If you find the sentence above irritating then we have something in common. I'm of the opinion that technology and laziness are having a detrimental effect on the natural evolution of the English language and as a result the meanings of words and phrases are changing so much that what we write and speak don't even make sense if analysed. This is happening all the faster with the 'help' of social interactive websites, message forums and texting. It also irritates me when words are too readily added to the English dictionary. It's my understanding that new words, or new meanings for older words, can be added if they are published when the new meaning is obviously apparent (but don't quote me - ha ha pun intended). In this age of immediate and overwhelming information overload, I think the criterion should be changed so that words aren't included until in widespread general use, as would have been the case in the past. These days, words are added to the dictionary that many people have never heard and they only become well known and well used BECAUSE they are in the dictionary - that seems completely contradictory to me.
I love reading and will read novels (modern and classic), non-fiction, magazines and newspapers as often as I can (after I've found time for stitching so not very often!). I usually have on-the-go a book on my bedside table and one at work to read while eating my lunch and usually take a couple on holiday too.
When reading classic literature from around the turn of the 20th Century, I'm always amazed at how long-winded and convoluted the descriptions of feelings and situations are, and how the characters state their case in such a round-about way. I enjoy reading novels written back then and having to decipher what the author means, even to the extent of having to re-read a sentence several times. I find it fascinating that social strictures were such that they had no choice but to go "round the houses" to arrive at what they really meant. Many words can be found in these novels that had different meanings at the time they were written from now. The word "awful" for example meant exactly what it says - "full of awe" and not as more commonly used today, "terrible or horrible". Other words from those times have been shortened (this is probably where the laziness contributes) such as one I found in Tess of the d'Urbervilles recently.

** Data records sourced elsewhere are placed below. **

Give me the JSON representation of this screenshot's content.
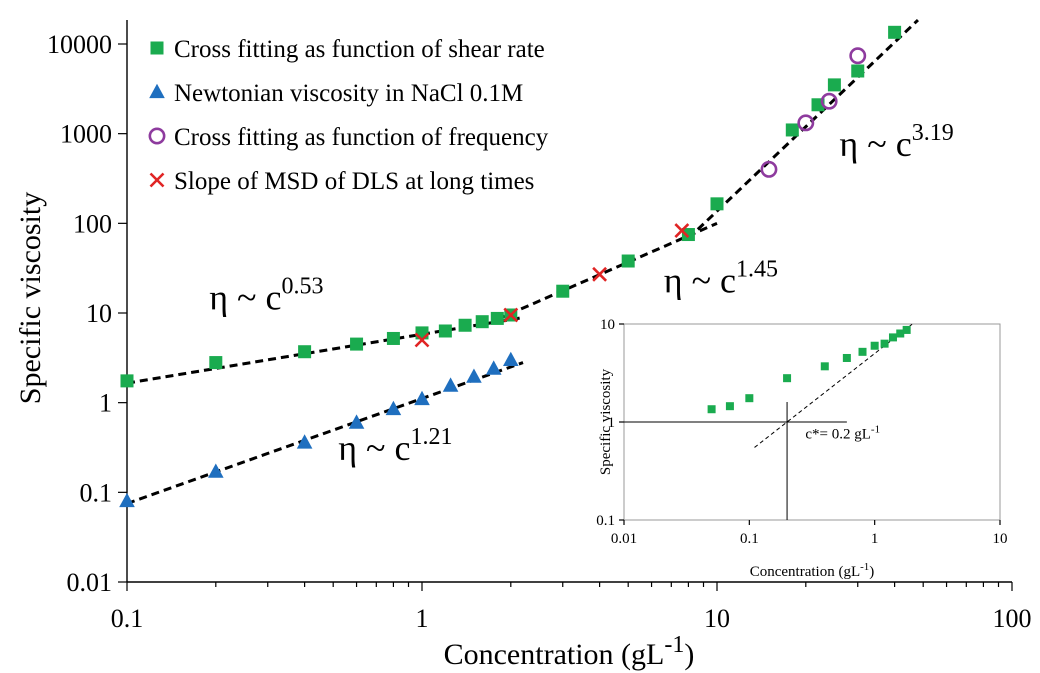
{
  "chart_data": [
    {
      "type": "scatter",
      "xlabel": "Concentration (gL",
      "xlabel_sup": "-1",
      "xlabel_close": ")",
      "ylabel": "Specific viscosity",
      "x_scale": "log",
      "y_scale": "log",
      "xlim": [
        0.1,
        100
      ],
      "ylim": [
        0.01,
        20000
      ],
      "x_ticks": [
        0.1,
        1,
        10,
        100
      ],
      "x_tick_labels": [
        "0.1",
        "1",
        "10",
        "100"
      ],
      "y_ticks": [
        0.01,
        0.1,
        1,
        10,
        100,
        1000,
        10000
      ],
      "y_tick_labels": [
        "0.01",
        "0.1",
        "1",
        "10",
        "100",
        "1000",
        "10000"
      ],
      "legend_position": "top-left",
      "series": [
        {
          "name": "Cross fitting as function of shear rate",
          "marker": "square",
          "color": "#1aab4f",
          "x": [
            0.1,
            0.2,
            0.4,
            0.6,
            0.8,
            1.0,
            1.2,
            1.4,
            1.6,
            1.8,
            2.0,
            3.0,
            5.0,
            8.0,
            10.0,
            18.0,
            22.0,
            25.0,
            30.0,
            40.0
          ],
          "y": [
            1.75,
            2.8,
            3.7,
            4.5,
            5.2,
            6.0,
            6.3,
            7.3,
            8.0,
            8.7,
            9.5,
            17.5,
            38.0,
            75.0,
            165.0,
            1100.0,
            2100.0,
            3500.0,
            5000.0,
            13500.0
          ]
        },
        {
          "name": "Newtonian viscosity in NaCl 0.1M",
          "marker": "triangle",
          "color": "#1f6fbf",
          "x": [
            0.1,
            0.2,
            0.4,
            0.6,
            0.8,
            1.0,
            1.25,
            1.5,
            1.75,
            2.0
          ],
          "y": [
            0.08,
            0.17,
            0.36,
            0.6,
            0.85,
            1.1,
            1.55,
            1.95,
            2.4,
            3.0
          ]
        },
        {
          "name": "Cross fitting as function of frequency",
          "marker": "circle",
          "color": "#8e3b9e",
          "x": [
            15.0,
            20.0,
            24.0,
            30.0
          ],
          "y": [
            400.0,
            1320.0,
            2300.0,
            7400.0
          ]
        },
        {
          "name": "Slope of MSD of DLS at long times",
          "marker": "cross",
          "color": "#e02424",
          "x": [
            1.0,
            2.0,
            4.0,
            7.6
          ],
          "y": [
            5.0,
            9.5,
            27.0,
            83.0
          ]
        }
      ],
      "fits": [
        {
          "x": [
            0.1,
            2.2
          ],
          "y": [
            1.65,
            8.9
          ]
        },
        {
          "x": [
            1.8,
            10.0
          ],
          "y": [
            8.5,
            100.0
          ]
        },
        {
          "x": [
            8.0,
            48.0
          ],
          "y": [
            68.0,
            18500.0
          ]
        },
        {
          "x": [
            0.1,
            2.2
          ],
          "y": [
            0.075,
            2.8
          ]
        }
      ],
      "annotations": [
        {
          "base": "η ~ c",
          "sup": "0.53",
          "x": 0.19,
          "y": 11.0
        },
        {
          "base": "η ~ c",
          "sup": "1.21",
          "x": 0.52,
          "y": 0.23
        },
        {
          "base": "η ~ c",
          "sup": "1.45",
          "x": 6.6,
          "y": 17.0
        },
        {
          "base": "η ~ c",
          "sup": "3.19",
          "x": 26.0,
          "y": 560.0
        }
      ]
    },
    {
      "type": "scatter",
      "xlabel": "Concentration (gL",
      "xlabel_sup": "-1",
      "xlabel_close": ")",
      "ylabel": "Specific viscosity",
      "x_scale": "log",
      "y_scale": "log",
      "xlim": [
        0.01,
        10
      ],
      "ylim": [
        0.1,
        10
      ],
      "x_ticks": [
        0.01,
        0.1,
        1,
        10
      ],
      "x_tick_labels": [
        "0.01",
        "0.1",
        "1",
        "10"
      ],
      "y_ticks": [
        0.1,
        1,
        10
      ],
      "y_tick_labels": [
        "0.1",
        "1",
        "10"
      ],
      "series": [
        {
          "marker": "square",
          "color": "#1aab4f",
          "x": [
            0.05,
            0.07,
            0.1,
            0.2,
            0.4,
            0.6,
            0.8,
            1.0,
            1.2,
            1.4,
            1.6,
            1.8
          ],
          "y": [
            1.35,
            1.45,
            1.75,
            2.8,
            3.7,
            4.5,
            5.2,
            6.0,
            6.3,
            7.3,
            8.0,
            8.7
          ]
        }
      ],
      "crosshair": {
        "x": 0.2,
        "y": 1
      },
      "fit": {
        "x": [
          0.11,
          2.0
        ],
        "y": [
          0.55,
          10.0
        ]
      },
      "annotation": {
        "base": "c*= 0.2 gL",
        "sup": "-1",
        "x": 0.28,
        "y": 0.68
      }
    }
  ]
}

The word was "compeers" and, in its context in the book, I understood the meaning but have not heard it in modern usage, only the shortened "peers". Compeers seems to suit the meaning of the word better.
I am constantly amazed when intelligent people use 'could/should of' instead of 'could/should have' and don't know (or care about) the difference between 'there', their' and 'they're' or 'your' and 'you're'. This poor grammar is gradually creeping into magazines and websites too. I've yet to see it in books and newspapers. Don't get me wrong, my grammar is not good by any means and I'm unsure of the finer points (I start sentences with 'but' and 'and' and end them with prepositions(Wow, a sentence with 3 ands in a row) and use too many commas) but I think the basic rules should have been, and should still be, a major part of primary learning. I also realise there are many people who have a reason for not understanding the written word as other people do, for example dyslexics, but I don't understand enough about it to know how they perceive words.
A friend and I were talking about what annoyed us about the general use of language today (which partly prompted me to write this post) and she mentioned that her daughter had taken English Language at A' Level. I did English Literature many years ago because Language wasn't available then. A seed has now been planted in my mind, as there's no reason why I couldn't take another A Level now. I will look into what the course covers and see if it inspires me. But now another train of thought comes to me - I won't have the time to do it for a couple of years at least and when I do, what use would I put it to?
Another aspect of language that interests me is idioms and colloquialisms and I have a few books on the subject that I occasionally dip into.
The books above are all ones that I own and have read.
Sorry if this sounds like a rant and I know it's a complete change from my 'normal' post......it's just a bugbear (now where did that word originate from?) of mine and it's good to get it off my chest. I quite enjoyed writing it actually and contemplating the English Language.
Normal service will be resumed shortly!